Das Internet ermöglicht es uns, weiterhin Kontakt mit unseren Mitmenschen zu halten. Über Videotelefonie kann man sich mit seinen Freunden treffen, quatschen und herumblödeln. Man kann gemeinsam neue Rezepte ausprobieren oder zusammen lernen. Sogar das virtuelle Anstoßen klappt ganz gut – Stichwort Silvester. Noch lustiger und schöner sind gemeinsame Spieleabende, Quizrunden oder Challenges. Die erfordern zwar manchmal etwas mehr Organisation, sind es aber definitiv wert. Da die netten und oft hilfreichen Flurgespräche mit Kommilitonen oder Mitschülern wegfallen, können Discord-Channel wenigstens ein bisschen Abhilfe schaffen. Hier kann man sich Tag und Nacht auf verschiedenen Kanälen schriftlich oder per Video über unterschiedliche Themen austauschen und sich gegenseitig Tipps geben. Es ist super, wenn man sich über diese verschiedenen Wege miteinander verbindet, einander hilft und Mut zuspricht. Denn im Lockdown und mit Kontaktverboten passiert es schnell, dass man sich eingesperrt und gestresst fühlt. Man dreht und wendet Gedanken im Kopf so lange hin und her, bis einem alles aussichtlos erscheint. Wenn man dann mal einen Freund oder die Oma anruft und sich richtig ausheult, wird einem oft klar, dass das alles gar nicht so schlimm ist. Oder dass es immerhin noch vielen anderen ähnlich geht.

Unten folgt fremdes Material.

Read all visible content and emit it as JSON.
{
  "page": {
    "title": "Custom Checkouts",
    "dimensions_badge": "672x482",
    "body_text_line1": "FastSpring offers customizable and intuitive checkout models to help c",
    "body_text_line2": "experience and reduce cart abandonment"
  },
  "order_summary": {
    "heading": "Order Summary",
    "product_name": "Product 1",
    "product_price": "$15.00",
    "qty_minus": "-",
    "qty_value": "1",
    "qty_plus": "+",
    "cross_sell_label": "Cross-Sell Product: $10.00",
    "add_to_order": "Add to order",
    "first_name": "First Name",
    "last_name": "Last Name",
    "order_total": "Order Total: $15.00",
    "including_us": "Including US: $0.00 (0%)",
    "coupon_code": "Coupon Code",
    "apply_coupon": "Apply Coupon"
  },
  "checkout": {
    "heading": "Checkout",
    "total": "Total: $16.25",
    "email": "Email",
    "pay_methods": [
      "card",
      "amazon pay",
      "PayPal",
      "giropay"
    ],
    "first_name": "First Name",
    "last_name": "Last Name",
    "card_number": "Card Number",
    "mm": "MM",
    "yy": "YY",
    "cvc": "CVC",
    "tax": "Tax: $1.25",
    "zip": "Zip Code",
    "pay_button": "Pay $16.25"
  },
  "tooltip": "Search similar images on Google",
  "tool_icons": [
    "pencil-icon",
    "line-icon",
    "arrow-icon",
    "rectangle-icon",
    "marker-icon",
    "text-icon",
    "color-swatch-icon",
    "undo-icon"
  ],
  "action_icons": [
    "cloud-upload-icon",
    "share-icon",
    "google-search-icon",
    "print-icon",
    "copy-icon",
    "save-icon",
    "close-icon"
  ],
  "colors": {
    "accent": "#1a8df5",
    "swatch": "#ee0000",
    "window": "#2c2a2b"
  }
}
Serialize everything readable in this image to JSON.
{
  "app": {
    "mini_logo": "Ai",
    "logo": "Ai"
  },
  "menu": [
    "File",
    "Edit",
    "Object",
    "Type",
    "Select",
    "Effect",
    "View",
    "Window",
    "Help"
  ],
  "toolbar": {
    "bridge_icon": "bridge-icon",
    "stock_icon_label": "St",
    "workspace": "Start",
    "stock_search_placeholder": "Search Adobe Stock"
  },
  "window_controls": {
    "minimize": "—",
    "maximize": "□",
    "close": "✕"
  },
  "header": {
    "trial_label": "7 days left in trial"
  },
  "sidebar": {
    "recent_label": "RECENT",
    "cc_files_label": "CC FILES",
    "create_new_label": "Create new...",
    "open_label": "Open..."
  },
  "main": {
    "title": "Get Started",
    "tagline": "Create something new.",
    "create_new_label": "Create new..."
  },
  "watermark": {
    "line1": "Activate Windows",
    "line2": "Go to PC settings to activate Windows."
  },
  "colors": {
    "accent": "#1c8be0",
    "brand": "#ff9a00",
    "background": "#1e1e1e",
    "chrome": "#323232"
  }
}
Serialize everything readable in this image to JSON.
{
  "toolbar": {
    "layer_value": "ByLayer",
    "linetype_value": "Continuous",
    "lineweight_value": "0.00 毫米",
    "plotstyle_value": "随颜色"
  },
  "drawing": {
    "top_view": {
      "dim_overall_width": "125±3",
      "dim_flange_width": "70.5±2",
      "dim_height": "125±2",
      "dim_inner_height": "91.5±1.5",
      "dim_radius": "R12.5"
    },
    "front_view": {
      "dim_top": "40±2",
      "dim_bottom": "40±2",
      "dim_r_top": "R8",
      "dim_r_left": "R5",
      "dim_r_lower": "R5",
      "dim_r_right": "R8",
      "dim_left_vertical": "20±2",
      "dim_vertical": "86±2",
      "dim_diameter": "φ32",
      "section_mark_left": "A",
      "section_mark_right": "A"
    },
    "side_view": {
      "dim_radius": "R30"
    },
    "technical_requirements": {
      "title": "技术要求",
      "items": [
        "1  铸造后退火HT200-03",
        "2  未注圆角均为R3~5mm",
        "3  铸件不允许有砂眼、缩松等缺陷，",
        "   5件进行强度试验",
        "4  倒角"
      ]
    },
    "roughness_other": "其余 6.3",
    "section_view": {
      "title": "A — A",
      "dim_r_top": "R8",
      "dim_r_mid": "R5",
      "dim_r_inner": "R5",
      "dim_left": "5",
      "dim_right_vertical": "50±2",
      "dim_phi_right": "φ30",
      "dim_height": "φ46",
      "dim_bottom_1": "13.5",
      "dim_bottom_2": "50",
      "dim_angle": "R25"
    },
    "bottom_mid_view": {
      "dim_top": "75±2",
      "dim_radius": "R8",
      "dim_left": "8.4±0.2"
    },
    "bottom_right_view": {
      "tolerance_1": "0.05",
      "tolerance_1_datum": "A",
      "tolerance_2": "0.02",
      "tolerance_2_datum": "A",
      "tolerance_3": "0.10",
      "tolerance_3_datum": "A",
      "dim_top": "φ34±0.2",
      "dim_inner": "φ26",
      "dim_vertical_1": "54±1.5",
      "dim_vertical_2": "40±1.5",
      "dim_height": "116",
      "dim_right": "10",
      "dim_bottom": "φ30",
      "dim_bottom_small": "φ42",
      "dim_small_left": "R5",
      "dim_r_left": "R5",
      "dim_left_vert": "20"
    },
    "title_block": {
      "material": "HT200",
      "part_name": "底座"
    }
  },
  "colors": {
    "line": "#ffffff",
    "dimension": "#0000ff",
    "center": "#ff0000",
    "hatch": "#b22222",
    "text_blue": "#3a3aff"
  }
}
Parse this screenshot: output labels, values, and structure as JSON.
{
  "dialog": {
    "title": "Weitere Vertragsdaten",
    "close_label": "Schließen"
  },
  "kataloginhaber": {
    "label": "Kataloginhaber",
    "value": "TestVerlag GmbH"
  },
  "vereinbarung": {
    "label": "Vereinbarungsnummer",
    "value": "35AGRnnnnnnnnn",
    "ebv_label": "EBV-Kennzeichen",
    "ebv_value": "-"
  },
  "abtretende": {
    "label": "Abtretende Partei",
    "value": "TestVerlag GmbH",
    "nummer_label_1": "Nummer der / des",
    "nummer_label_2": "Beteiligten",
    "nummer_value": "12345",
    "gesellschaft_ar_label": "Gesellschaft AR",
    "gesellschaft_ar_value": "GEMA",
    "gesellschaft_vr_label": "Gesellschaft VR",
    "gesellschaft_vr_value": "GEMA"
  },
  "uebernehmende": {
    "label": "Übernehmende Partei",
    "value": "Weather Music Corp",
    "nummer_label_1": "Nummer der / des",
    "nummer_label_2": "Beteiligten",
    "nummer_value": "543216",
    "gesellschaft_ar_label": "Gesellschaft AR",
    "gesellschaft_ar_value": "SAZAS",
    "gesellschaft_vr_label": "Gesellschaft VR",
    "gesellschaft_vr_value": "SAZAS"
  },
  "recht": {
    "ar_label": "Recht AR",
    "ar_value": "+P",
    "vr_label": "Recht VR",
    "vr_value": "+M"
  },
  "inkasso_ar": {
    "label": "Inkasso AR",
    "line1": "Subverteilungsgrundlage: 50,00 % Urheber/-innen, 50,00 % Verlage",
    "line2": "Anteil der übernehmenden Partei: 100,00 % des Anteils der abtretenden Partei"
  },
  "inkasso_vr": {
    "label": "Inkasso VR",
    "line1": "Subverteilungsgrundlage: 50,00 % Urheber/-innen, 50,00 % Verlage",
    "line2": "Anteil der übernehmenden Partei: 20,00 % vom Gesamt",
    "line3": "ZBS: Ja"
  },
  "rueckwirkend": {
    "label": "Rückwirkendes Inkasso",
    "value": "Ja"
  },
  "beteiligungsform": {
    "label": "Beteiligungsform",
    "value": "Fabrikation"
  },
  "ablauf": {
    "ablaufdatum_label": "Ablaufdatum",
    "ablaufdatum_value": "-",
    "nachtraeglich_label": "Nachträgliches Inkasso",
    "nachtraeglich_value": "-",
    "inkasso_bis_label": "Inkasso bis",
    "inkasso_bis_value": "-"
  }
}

Mit sozialen Netzwerken holen wir uns also die Außenwelt ins eigene Wohnzimmer und können uns gleichzeitig auch selbst nach außen hin mitteilen und präsentieren. Dieser technisch nachgeahmte persönliche Kontakt ist wichtig. Aber wenn wir ehrlich sind: Wie oft passiert es wirklich, dass man die App öffnet, ein, zwei Stories schaut, ein paar Kommentare liest und dann – motiviert und aufgemuntert – seinen restlichen Tag gestaltet?
Die sozialen Plattformen haben eine enorme Sogwirkung und entpuppen sich oft als wahre Zeitfresser. Fast jeden von uns hat wahrscheinlich die eigene Bildschirmzeit mal überrascht – oder sogar erschreckt. Man fragt sich dann: Was bitte habe ich mir da den ganzen Tag angesehen? Dienste wie Instagram oder TikTok sind mit voller Absicht so gestaltet, dass man immer weiter scrollt, immer mehr Videos schaut und möglichst viel Zeit dort verbringt. Man wird verleitet, hauptsächlich Content zu konsumieren und nur noch selten wirklich selbst aktiv zu kommunizieren. Ein Großteil der Kommunikation auf diesen Plattformen ist nämlich einseitig – und dann doch eigentlich gar keine richtige Kommunikation. Das Ganze birgt die Gefahr, dass wir am Ende doch ganz langsam vereinsamen – und es nicht mal merken.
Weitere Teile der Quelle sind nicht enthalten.